The crickets chirped, their cheerfulness at odds with the memories they were both reliving. 'When,' she began and stopped, making a motion with her hands. 'I shouldn't have asked.' She said, as if some apology were needed for such a natural question.

Then, in spite of not meaning to, in spite of having resolved not too, he was telling her about the plane, and falling, not really crashing because it wasn't high enough for that, but how he was trapped all the same and couldn't get out, the infection and the medical care and how, even if there hadn't been the infection, there wasn't very much they could have done. He had never spoken so much before, so quickly, and he was reminded of Bruce's breathless remembrance about his mother and sister in wartime. They had their sewing but they never really sewed and, and, and…He was smiling now.

'What are you thinking?' this asked gently, from far away, as if she were somewhere else.

He didn't answer right away, and while he reached for a way of telling her about Bruce, he became aware of someone humming, and it was a tune he could almost place. He had never thought of Una as musical, and was trying now to remember if she had ever lapsed into humming things before. He decided not. The tune, he realized, with its easy predictability, was a hymn, 'All My Hope on God is Founded.' Of course he would have settled on Una as likely to sit by the brook in Rainbow Valley and hum hymns, if he had to settle on anyone he thought. Or at least, now that the reality was in front of him he liked to think he would have done. He never did answer her question, never did communicate Bruce's memory of the hoop-marks.

He instead said, 'Bruce says you are working on a project.'

'Mm?' She was back again, suddenly, the hymn fading as she spoke.

'Yes, a tablecloth. Whitework, nothing terribly much to look at. It was something to do in the time I didn't have. I used to be able to do a tablecloth in a month. That's a memory from years ago now.'

'I'm sure it took all my sisters ages longer, even before,' and he made a gesture with his hands, leaving the awfulness unsaid.

'None of your sisters are sewers really. Rilla's becoming one, but not what Bruce would call fancy-work, and I can't really see it suiting her. Besides, practical sewing is far more useful and just as tricky. It was something Rosemary taught me, when she first came to us. She tried to teach Faith to, but she never did like to sit still so long.'

For a moment, Shirley remembered Faith as she had been as a little girl. No, he couldn't see Rosemary making a needle-woman out of her. But then, he had never before thought of Una as someone who did much needlework either. They parted with the sun, she extending an invitation to him that promised tea and nearly-savoury Osborn's.

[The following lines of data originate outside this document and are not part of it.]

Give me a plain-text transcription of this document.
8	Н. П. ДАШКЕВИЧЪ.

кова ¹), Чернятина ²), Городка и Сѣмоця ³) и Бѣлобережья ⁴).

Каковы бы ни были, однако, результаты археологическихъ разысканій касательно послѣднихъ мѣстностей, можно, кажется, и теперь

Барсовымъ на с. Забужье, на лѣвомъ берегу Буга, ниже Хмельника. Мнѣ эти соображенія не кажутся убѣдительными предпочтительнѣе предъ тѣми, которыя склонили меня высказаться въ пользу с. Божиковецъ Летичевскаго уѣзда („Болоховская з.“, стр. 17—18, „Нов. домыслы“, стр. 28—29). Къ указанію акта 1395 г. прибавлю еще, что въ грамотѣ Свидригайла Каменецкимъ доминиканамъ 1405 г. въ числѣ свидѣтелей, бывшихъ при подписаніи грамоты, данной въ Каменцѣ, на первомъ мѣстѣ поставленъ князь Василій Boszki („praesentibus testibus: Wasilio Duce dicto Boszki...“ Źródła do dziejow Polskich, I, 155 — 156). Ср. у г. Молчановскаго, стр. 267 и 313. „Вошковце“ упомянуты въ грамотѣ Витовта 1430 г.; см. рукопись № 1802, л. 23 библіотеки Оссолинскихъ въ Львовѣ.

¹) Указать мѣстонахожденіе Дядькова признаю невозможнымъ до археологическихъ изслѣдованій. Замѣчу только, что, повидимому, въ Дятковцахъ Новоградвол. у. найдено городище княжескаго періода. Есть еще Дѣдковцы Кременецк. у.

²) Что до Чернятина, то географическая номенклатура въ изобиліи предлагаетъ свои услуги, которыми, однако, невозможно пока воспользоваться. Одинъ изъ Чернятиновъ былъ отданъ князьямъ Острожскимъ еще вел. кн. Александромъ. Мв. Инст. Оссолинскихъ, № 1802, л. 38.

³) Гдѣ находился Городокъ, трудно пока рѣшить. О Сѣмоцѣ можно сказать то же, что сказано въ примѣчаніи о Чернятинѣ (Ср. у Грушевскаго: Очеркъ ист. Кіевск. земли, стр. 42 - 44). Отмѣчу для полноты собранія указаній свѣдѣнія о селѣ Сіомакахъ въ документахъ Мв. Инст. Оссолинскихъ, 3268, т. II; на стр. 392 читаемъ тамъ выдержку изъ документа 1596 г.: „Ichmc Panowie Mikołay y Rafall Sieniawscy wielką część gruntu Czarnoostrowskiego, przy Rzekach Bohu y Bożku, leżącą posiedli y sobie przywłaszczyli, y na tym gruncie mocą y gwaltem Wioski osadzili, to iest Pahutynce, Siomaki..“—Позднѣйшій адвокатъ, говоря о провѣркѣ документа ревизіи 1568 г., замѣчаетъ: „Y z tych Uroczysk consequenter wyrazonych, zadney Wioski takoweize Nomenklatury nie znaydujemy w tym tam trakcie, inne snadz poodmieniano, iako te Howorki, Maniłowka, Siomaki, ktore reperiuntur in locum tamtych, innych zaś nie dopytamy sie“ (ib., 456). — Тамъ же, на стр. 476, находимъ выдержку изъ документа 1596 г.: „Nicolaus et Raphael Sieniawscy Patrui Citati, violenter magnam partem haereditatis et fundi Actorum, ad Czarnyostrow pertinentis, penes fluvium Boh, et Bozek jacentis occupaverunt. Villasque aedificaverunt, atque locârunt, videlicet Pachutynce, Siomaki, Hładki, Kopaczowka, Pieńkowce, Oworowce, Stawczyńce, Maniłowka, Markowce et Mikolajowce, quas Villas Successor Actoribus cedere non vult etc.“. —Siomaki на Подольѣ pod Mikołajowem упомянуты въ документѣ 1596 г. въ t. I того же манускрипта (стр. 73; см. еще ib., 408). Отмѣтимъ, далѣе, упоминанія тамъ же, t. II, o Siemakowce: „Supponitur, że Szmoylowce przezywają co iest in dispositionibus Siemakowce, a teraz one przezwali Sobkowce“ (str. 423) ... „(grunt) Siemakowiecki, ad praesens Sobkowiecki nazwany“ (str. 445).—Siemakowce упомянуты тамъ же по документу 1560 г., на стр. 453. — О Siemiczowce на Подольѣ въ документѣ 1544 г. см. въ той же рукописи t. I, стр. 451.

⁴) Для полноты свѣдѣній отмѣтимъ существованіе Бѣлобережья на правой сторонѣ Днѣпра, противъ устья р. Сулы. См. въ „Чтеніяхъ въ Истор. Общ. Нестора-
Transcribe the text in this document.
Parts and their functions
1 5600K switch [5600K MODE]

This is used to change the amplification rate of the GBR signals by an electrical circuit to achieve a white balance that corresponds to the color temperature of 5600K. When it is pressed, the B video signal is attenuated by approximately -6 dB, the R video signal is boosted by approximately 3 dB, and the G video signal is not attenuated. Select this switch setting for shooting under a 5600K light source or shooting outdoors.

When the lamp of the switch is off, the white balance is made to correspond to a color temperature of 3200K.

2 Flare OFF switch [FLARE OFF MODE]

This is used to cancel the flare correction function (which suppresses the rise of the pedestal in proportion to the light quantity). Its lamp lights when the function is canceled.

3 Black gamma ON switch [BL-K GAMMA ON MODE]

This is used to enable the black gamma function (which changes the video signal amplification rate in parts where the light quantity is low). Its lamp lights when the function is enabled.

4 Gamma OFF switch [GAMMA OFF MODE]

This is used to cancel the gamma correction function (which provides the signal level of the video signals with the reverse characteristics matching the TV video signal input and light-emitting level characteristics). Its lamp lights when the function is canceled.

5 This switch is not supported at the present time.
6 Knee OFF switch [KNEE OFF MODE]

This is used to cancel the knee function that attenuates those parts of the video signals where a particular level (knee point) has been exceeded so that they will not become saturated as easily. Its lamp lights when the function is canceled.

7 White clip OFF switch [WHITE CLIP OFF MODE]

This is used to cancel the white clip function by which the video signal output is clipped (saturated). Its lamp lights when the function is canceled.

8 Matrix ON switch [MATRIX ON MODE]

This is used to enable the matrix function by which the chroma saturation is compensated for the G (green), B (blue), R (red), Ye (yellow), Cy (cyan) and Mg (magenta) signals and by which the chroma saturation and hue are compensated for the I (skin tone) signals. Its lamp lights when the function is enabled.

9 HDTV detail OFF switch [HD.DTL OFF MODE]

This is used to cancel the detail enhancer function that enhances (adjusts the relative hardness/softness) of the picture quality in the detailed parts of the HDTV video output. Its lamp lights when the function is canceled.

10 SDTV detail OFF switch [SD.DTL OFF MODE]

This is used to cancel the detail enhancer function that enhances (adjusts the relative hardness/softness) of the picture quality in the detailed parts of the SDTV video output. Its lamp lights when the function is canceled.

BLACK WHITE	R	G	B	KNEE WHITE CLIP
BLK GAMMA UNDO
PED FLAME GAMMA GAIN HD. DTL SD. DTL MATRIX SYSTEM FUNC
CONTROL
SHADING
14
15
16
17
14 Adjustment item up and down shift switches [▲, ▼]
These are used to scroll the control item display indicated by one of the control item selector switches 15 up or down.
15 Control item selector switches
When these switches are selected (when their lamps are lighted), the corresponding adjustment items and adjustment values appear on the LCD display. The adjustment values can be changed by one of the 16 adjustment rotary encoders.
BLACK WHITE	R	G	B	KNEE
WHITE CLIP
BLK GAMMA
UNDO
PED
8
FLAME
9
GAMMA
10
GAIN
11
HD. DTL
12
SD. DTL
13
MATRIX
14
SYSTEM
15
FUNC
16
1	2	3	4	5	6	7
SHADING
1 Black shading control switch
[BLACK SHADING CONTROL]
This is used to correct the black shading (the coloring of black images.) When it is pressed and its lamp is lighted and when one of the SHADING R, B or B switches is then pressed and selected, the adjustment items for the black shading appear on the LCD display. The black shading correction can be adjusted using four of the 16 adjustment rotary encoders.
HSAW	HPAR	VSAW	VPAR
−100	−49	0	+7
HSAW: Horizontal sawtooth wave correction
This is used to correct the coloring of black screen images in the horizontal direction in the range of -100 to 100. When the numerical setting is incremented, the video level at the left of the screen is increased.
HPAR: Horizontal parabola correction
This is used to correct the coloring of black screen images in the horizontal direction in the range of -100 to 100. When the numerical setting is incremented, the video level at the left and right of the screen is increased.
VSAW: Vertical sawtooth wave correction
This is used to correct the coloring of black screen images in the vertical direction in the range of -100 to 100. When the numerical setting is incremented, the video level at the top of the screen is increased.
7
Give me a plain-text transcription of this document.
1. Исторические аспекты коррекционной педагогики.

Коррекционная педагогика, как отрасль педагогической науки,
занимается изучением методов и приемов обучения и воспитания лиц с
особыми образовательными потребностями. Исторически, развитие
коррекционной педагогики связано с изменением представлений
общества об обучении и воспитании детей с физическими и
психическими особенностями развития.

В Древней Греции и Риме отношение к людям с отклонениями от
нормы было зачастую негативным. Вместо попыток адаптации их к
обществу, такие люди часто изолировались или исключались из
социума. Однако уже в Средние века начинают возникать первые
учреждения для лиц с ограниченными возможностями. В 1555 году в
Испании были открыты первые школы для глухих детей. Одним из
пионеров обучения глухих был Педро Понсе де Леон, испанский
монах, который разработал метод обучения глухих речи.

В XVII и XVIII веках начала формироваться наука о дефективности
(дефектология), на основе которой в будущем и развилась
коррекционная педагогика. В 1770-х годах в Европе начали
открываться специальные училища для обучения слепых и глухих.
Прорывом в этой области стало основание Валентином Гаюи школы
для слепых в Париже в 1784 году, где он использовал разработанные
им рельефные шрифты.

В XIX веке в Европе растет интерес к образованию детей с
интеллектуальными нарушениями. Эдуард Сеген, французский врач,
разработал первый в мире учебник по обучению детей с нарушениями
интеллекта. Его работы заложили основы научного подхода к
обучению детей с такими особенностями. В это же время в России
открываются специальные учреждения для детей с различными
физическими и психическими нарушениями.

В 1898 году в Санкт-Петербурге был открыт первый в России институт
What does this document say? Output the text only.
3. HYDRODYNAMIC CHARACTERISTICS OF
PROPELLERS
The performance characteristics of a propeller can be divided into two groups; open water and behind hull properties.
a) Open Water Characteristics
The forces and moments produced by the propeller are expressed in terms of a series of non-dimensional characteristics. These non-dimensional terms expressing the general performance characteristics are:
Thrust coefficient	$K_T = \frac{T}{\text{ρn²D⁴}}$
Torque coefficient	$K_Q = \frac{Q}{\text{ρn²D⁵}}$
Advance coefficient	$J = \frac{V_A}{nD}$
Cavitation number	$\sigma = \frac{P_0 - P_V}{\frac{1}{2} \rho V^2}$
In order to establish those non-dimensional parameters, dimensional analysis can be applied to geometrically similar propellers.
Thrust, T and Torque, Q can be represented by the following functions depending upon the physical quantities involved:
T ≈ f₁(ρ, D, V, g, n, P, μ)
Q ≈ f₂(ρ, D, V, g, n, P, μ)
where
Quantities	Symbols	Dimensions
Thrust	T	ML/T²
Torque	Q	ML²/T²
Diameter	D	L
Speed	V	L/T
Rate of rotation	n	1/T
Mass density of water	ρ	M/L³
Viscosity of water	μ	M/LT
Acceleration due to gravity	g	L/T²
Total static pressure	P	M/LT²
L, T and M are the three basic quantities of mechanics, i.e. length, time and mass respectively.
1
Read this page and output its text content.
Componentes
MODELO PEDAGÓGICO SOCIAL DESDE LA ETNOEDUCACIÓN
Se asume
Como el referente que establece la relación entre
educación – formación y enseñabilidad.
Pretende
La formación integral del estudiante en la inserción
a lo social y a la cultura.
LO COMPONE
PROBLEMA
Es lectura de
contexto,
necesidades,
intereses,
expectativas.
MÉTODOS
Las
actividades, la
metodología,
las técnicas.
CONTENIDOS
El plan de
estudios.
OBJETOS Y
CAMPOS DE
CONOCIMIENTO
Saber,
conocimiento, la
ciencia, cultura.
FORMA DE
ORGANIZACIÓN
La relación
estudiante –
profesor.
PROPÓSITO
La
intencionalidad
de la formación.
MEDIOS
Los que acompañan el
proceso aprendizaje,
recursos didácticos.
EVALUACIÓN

His mother met him on the porch. 'Susan says you want a hint,' she said without any preamble. 'Three guesses as to why girls start on whitework tablecloths.'

He looked at her curiously. 'It was something to do, she said,' then, 'I didn't realize you'd seen it.'

She was smiling at him, and for the first time in a long while, her eyes are almost sparkling. He thought about Bruce saying her eyes were bright. Don't let them become dull again.

'Guess again,' his mother said. He shook his head. He had an idea of her imaginings, but his mother's thought-world was then, or certainly used to be, a vivid and fanciful place.

'It is only something to think about,' she said, understanding him better than he thought. On his way in he stopped to give her a kiss, saying as he did so, 'Good night and God bless,' as if it were all one word, belatedly realizing whom he has caught this habit from. 'Good night,' mother said and she was smiling. She did not need three guesses to work out where her boy would acquire the gently religious turn of phrase.